Overcoming The Mental Health Aspects of Injury & Learning to Enjoy Success While Having Fun
Injuries are an inevitable part of sports. They are bound to happen to the best of us. And while everyone knows each injury requires the appropriate physical recovery, the mental health aspect of recovery is just as important. We chatted with Kate Bettinger, a Stanford grad who played on the Women’s Soccer team and now works as an analyst for Private Equity firm, TPG. She talked to us about the mental health challenges of her injury, how she learned soccer did not define her, and how she’s transitioned from soccer to TPG.
Tell us about yourself.
My name is Kate Bettinger and I finished my degree in Science, Technology & Society in 2016. I completed my co-term in Communications in 2017. During my time at Stanford I played on the women’s soccer team and spent my free time biking around campus or volunteering on the Educational Farm.
I currently work as an analyst at TPG, a Private Equity firm in San Francisco.

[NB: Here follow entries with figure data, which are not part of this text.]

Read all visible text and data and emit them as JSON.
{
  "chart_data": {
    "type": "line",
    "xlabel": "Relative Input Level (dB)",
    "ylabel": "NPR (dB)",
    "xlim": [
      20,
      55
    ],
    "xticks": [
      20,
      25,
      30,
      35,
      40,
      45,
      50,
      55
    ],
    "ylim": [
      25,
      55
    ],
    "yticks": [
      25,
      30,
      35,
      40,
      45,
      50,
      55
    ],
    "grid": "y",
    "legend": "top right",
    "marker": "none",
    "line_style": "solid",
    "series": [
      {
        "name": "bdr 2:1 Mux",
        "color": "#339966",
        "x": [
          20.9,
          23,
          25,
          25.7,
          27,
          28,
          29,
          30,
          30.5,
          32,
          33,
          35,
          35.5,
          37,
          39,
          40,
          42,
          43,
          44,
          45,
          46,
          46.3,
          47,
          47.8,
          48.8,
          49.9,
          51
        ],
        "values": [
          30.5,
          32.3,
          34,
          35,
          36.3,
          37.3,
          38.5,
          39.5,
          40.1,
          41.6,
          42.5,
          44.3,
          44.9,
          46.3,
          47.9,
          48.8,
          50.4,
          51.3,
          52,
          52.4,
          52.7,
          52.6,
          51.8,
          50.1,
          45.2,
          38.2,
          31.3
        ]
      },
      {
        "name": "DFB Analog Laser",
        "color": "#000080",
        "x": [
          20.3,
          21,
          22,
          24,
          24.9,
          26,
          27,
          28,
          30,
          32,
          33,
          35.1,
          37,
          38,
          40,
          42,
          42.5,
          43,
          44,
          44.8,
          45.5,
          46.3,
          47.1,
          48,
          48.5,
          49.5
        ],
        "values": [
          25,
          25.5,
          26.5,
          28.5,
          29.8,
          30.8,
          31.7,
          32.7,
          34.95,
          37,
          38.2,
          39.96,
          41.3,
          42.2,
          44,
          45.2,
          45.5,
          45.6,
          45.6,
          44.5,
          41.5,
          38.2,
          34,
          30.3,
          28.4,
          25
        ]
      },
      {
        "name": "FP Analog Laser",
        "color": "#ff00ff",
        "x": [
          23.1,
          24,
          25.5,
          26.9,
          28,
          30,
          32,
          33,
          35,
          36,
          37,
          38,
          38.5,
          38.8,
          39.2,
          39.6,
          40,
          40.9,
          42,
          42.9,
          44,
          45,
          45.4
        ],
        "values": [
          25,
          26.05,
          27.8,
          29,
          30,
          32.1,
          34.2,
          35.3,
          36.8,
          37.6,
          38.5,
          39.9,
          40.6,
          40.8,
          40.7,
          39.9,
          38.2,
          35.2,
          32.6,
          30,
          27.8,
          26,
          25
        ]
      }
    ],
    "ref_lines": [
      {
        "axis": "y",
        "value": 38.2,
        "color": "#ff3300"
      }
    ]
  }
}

What was your experience as a student-athlete like?
When I first stepped foot on campus I had this dream of what the next four years of my life would be like. I would be a star on the soccer team, get my degree and pursue professional sports after college. The only part of that dream that did come true was the degree. After an injury sidelined me in my freshman season, my athletic career came to a plateau. I struggled for the next two years with anxiety, depression, eating disorder, you name it. Who was I without soccer?
By my junior year, I began to accept my situation and make positive changes. I started putting a lot of time and energy into my academics and discovered how much I loved to learn. I branched out beyond the athletic community and built a network within the broader Stanford community that encouraged me to pursue my academic interests and build skills that would serve me in the “real world” (FYI, Stanford is not the real world).
I am so grateful for the opportunity to have been able to attend a school like Stanford and credit that to my soccer skills, but by my senior year, soccer was just a small part of who I was as a person.
What was the biggest lesson you learned and the most challenging thing about your time as a student-athlete?
Being sidelined by an injury really humbled me. I went from being a superstar, to not much of a soccer player at all. It forced me to figure out who I was as a person, what I valued in life, and what difference I wanted to make in the world.
Did your injury change your relationship with your sport?
Before being injured, soccer was everything in my life. After a long two year identity crisis, I began to see it more so as an activity that brought me joy and friendships. I stopped worrying about being the best and started to just have fun with my teammates.
The main lesson I learned from that experience was that soccer and sports do not define me as a person. It took a while for me to actually believe this, but I honestly like myself and my life so much more without the pressure that I put on myself to be this “perfect” athlete.
In what ways has that affected you now, years later?
After getting injured I struggled with an eating disorder for the rest of my time in college. I have come such a long way since then, but psychological disorders like that stay with you forever.
What's one thing you wish you knew about the mental health aspect of injuries before college?
To be candid, I wish I knew that trying to control the food I ate was not a solution to the problem.
When you were thinking about what was next, what were some of the things you wanted out of a job / work environment?
I knew that I wanted to be surrounded by smart people who would challenge me to be a better version of myself. TPG has gone beyond that. The people I am surrounded by here and the hard/soft skills I am learning are invaluable.
Describe your transition to TPG.
My best friend and Stanford teammate, Hannah Farr used to work here. One day I called her just to catch up and she connected me with the TPG team. I had no plans of coming to TPG, but am so grateful that I get to be here.
In terms of the transition, the only major bummer about work is having to be inside all day sitting at a desk. Otherwise, the transition has been smooth. Lots of the things I learned from sports – discipline, teamwork, leadership – all translate into the working world.
What is it about being a student-athlete that you feel helped prepare you to handle the transition into the workforce?
Time management is key. You need to know how to prioritize and execute. Also, the world is a competitive place, so the innate, competitive instinct are essential.
What was the toughest part of the transition moving away from being a full-time athlete?
The working world is harder for me to measure progress on a micro level. I am no longer an expert at my task, it will take a lot of reps and years before I can start measuring the little details in my work product like I was able to in soccer.
Working as an analyst at TPG also requires technical skills that I did not have coming into the job, so getting those under me were definitely challenging. But as with anything, a lot of practice and it will be muscle memory.
Why is TPG and your role the perfect thing for you or someone with an athletic background?
It requires a hard-working and competitive mentality. Also, being very attentive to detail and working on teams are big parts of my job at TPG.
If you could go back and give yourself one piece of advice as a student-athlete, what would it be?
Don’t take yourself so seriously, it is okay to enjoy success and have fun. I often felt that being a student-athlete was a full-time job. Yes, it requires great deal of time management and drive, but it is also such a privilege. I wish I could have enjoyed myself more in college.
Finish this sentence: My biggest strength as a leader is…
Ungoogleable fact about you:
I am secretly a really talented artist and love to paint.